To date, comets are only known to be ejected by interacting with another object in the Solar System, such as Jupiter. An example of this is thought to be Comet C/1980 E1, which was shifted from a predicted orbit of 7.1 million years around the Sun, to a hyperbolic trajectory, after a 1980 encounter with the planet Jupiter.
Jupiter-family comets and long-period comets appear to follow very different fading laws. The JFCs are active over a lifetime of about 10,000 years or ~1,000 orbits whereas long-period comets fade much faster. Only 10% of the long-period comets survive more than 50 passages to small perihelion and only 1% of them survive more than 2,000 passages.
Eventually most of the volatile material contained in a comet nucleus evaporates away, and the comet becomes a small, dark, inert lump of rock or rubble that can resemble an asteroid.
Some asteroids in elliptical orbits are now identified as extinct comets.
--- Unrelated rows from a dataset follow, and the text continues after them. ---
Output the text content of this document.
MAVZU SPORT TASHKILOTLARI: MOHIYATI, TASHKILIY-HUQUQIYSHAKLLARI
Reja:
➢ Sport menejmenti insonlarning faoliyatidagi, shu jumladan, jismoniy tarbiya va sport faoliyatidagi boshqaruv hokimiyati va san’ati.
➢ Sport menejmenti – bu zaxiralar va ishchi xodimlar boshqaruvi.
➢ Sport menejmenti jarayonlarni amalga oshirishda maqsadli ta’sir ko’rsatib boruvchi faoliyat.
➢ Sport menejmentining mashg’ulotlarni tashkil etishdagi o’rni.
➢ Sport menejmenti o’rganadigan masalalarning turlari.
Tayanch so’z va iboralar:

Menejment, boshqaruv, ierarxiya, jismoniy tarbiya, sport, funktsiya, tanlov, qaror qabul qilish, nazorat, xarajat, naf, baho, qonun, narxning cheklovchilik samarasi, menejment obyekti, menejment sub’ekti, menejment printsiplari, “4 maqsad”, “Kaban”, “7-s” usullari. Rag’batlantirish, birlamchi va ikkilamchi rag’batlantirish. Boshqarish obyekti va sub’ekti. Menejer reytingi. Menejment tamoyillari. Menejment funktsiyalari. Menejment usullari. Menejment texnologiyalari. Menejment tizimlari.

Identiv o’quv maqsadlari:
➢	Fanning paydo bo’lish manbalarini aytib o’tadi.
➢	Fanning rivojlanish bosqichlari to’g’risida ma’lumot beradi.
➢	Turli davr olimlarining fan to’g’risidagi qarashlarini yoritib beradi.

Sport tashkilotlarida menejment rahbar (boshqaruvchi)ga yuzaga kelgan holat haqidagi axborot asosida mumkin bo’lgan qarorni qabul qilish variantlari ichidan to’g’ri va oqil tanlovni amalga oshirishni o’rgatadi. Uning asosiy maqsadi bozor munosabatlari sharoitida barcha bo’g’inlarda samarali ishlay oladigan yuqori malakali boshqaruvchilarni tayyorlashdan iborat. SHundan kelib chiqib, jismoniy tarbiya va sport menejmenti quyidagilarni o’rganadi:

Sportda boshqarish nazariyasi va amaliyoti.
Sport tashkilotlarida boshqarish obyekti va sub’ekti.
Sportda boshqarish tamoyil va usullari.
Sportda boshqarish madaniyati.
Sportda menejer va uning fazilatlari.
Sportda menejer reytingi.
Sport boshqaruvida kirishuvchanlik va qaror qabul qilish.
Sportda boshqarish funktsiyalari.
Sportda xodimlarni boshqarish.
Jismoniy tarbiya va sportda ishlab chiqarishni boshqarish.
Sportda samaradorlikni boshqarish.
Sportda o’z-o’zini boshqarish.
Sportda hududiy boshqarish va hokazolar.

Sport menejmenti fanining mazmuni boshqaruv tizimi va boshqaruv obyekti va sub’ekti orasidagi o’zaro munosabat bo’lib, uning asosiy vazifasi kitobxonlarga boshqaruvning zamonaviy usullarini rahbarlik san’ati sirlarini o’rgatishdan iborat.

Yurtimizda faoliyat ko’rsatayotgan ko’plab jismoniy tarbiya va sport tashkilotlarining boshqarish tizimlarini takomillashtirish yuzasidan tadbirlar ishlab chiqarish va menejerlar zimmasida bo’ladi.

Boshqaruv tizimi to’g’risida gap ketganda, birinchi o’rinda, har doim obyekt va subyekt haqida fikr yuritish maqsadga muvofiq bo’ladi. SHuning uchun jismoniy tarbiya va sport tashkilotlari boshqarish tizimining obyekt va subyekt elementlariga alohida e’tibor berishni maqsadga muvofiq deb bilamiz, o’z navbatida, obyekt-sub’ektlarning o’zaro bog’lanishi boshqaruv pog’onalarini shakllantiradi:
Roughly six percent of the near-Earth asteroids are thought to be extinct nuclei of comets that no longer emit gas.
Breakup and collisions
The nucleus of some comets may be fragile, a conclusion supported by the observation of comets splitting apart.
A significant cometary disruption was that of Comet Shoemaker–Levy 9, which was discovered in 1993. A close encounter in July 1992 had broken it into pieces, and over a period of six days in July 1994, these pieces fell into Jupiter's atmosphere—the first time astronomers had observed a collision between two objects in the Solar System.
Other splitting comets include 3D/Biela in 1846 and 73P/Schwassmann–Wachmann from 1995 to 2006. Greek historian Ephorus reported that a comet split apart as far back as the winter of 372–373 BC. Comets are suspected of splitting due to thermal stress, internal gas pressure, or impact.
Comets 42P/Neujmin and 53P/Van Biesbroeck appear to be fragments of a parent comet. Numerical integrations have shown that both comets had a rather close approach to Jupiter in January 1850, and that, before 1850, the two orbits were nearly identical.
Some comets have been observed to break up during their perihelion passage, including great comets West and Ikeya–Seki. Biela's Comet was one significant example, when it broke into two pieces during its passage through the perihelion in 1846.
These two comets were seen separately in 1852, but never again afterward. Instead, spectacular meteor showers were seen in 1872 and 1885 when the comet should have been visible.
A minor meteor shower, the Andromedids, occurs annually in November, and it is caused when the Earth crosses the orbit of Biela's Comet.
Some comets meet a more spectacular end – either falling into the Sun or smashing into a planet or other body.
Collisions between comets and planets or moons were common in the early Solar System: some of the many craters on the Moon, for example, may have been caused by comets.
A recent collision of a comet with a planet occurred in July 1994 when Comet Shoemaker–Levy 9 broke up into pieces and collided with Jupiter.